Tuesday, February 1, 2011

Ready, Set, Fast!

This past Thursday and Friday the Manna Project volunteers and staff from all three sites participated in a 30-hour famine.  Yes that does mean each and everyone of us went thirty hours with only the consumption of water and juice, and I'll be the first to admit that it was not easy. It began on Thursday at one in the afternoon and ended the following night at seven in the evening.  World Vision developed the 30-hour famine as a fundraiser to help raise money and awareness toward its global effects to end hunger, and so we thought it would be something unique and enlightening to do as a team.  According to the World Vision website, more than 1 billion people go hungry everyday, and so for thirty hours we experienced a little bit of what about a third of the population battles with on a daily basis. Even though this event was a test to our physical and mental strength, I think we would all agree that we were grateful to have participated and for experience and insight we acquired because of it. To break the fast one of Amira's friends Kathryn, who works for the Canadian Red Cross, came to the house and gave us a brief presentation on some current nutrition issues here in Nicaragua and the work that she is specifically involved in.  She presented us with a lot of awesome resources and information, some of which the Child Sponsorship team might use.  And then after we had a feast of spaghetti and ice cream. Delicious!!

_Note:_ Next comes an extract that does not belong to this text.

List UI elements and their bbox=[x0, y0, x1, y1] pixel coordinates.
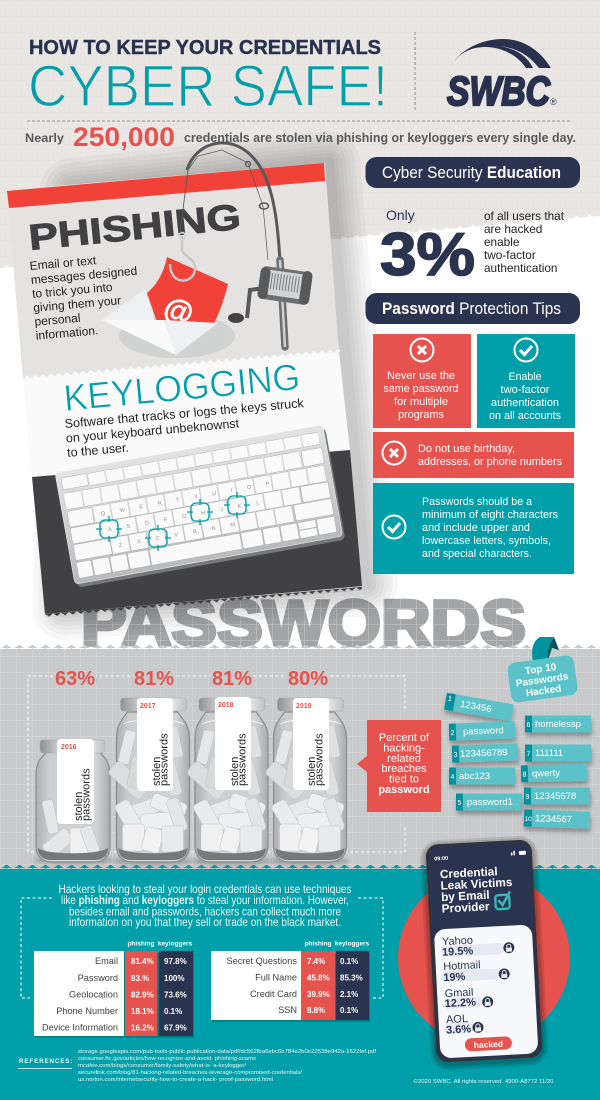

Also this past week Steph and Matt worked with Amanda Gutierrez, a local missionary here in Nicaragua, to help give out backpacks to kids who passed their last year of school.  In order to receive a backpack, the child had to bring their report card as evidence of their completion.  Inside of the backpacks were various school supplies for the upcoming year, such as notebooks, rulers, and pens and pencils.  The kids were definitely excited for their new things, and lets hope even more excited for the upcoming school year, which begins February 15th!

Steph and Alba signing people in.
All of the backpacks sorted by grade level.
Some of the boys excited to show off their new supplies!